I did not develop an interest in baseball until 1955, when black major-league players, while not as numerous as they are today, were part of the baseball landscape and, to the best of my recollections, I thought little of it, despite growing up in a primarily white landscape in Tarrytown during a time when racial segregation and discrimination still flourished, especially in the South. Elston Howard was a respected member of the New York Yankees in those years, and I remember being taken aback when a hotel in the South refused to let him stay there during a Yankee trip because he was black. I also remember being very proud of the Yankees when the rest of the team refused to stay in that hotel, opting instead for a place where every member of the team was welcome. And I remember hearing announcements at Yankee Stadium promoting occasional games between the Kansas City Monarchs and other Negro league teams, which left me wondering why there were separate black teams when blacks were obviously playing on major-league teams right in front of me. I’m not perfect when it comes to prejudice, but it all made me wonder, now as well as then—how do you exclude an entire population from baseball (or anything else, for that matter) just because of skin color?

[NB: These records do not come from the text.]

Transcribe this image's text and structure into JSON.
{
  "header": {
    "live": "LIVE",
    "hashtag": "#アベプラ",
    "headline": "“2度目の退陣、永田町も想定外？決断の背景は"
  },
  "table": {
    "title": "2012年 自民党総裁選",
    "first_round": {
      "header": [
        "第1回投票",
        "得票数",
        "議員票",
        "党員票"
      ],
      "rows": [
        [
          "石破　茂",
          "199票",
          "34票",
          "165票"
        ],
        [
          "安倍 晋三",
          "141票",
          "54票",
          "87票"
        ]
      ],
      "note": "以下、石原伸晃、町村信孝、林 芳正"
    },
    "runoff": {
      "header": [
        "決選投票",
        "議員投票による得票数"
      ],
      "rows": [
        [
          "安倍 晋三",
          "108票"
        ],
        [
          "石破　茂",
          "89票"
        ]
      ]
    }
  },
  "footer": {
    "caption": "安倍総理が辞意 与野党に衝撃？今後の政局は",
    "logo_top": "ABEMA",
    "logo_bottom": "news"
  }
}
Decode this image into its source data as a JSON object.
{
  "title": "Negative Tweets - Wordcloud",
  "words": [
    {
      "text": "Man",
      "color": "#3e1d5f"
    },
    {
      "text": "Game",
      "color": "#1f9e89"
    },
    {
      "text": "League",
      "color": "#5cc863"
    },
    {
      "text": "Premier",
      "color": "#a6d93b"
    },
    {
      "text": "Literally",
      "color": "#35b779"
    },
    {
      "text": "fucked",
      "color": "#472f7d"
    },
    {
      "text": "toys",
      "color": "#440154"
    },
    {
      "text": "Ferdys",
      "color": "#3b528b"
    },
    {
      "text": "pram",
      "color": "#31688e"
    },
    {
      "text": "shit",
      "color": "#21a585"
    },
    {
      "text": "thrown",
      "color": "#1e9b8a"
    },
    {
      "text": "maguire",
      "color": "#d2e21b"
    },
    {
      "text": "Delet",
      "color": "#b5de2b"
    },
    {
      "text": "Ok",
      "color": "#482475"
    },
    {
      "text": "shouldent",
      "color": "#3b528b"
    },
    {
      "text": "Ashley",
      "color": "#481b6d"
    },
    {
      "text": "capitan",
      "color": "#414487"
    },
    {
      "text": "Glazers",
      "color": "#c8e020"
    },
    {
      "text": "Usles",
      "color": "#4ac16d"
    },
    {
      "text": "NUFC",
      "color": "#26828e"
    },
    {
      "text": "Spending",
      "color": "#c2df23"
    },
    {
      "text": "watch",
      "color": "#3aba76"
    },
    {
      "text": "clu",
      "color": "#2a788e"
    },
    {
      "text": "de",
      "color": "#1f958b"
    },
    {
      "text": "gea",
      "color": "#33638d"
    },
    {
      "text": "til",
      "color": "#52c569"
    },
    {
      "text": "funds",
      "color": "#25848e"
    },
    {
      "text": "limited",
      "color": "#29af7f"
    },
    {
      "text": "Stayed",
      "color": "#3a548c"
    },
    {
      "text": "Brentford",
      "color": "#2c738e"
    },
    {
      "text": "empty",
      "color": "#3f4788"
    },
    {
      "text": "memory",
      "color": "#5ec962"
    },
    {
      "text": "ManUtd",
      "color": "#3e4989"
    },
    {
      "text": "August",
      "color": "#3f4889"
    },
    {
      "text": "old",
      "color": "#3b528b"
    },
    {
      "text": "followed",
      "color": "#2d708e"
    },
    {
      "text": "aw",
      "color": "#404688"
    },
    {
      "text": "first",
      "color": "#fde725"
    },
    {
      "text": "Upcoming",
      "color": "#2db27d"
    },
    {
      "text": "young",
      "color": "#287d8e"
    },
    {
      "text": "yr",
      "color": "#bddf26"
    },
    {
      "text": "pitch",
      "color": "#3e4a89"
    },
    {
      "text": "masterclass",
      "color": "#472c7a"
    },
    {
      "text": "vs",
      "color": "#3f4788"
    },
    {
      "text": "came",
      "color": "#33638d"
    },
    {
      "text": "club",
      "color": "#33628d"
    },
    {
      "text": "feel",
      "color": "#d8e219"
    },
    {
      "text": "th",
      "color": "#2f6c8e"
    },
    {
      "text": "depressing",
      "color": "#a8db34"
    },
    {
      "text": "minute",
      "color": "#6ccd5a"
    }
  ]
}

Throughout the game that night I thought repeatedly that, had some of the African American players, such as Renegade second baseman Mike Ross and Spinner first baseman Deshaun Brooks, been playing ball several decades ago, the uniforms of the Eagles and Grays might have been their only uniforms, not just the resurrection of a piece of history by their modern integrated teams. And all-white teams would have been deprived of the two runs Mike drove in that night and the two Deshaun drove in the previous night plus one that night.
Before tonight’s game I renewed acquaintances with former Westchester newspaper colleague (and fellow softball player) Rich Kleban, who later was an editor at the Poughkeepsie Journal and now works for the Dutchess County Chamber of Commerce. Rich was at the game with his wife, Robin, their son and twin daughters. We had a nice chat on the concourse.
Joining me tonight in Section 107 were Holy Spirit friends Kate (who also sings in the choir) and her fiancé, Paul. They started out in Row B of Section 107 but were able to join me in the empty Interstate Battery seats. Kate, being from Connecticut, is a big fan of all things Red Sox while Paul is a Yankees fan. After the post-game fireworks we headed for the Lowell bus and waited patiently for Deven Marrero so Kate could get his autograph. I shook his hand and congratulated him on his game-winning home run, adding that I always appreciate a good hit, a good play, no matter who is involved. I then introduced Kate and Paul to the gathering in the corral, where they were happy to join us for a while.
Next home game: Sunday, Aug. 12 vs. Lowell Spinners, first pitch 5:05 p.m.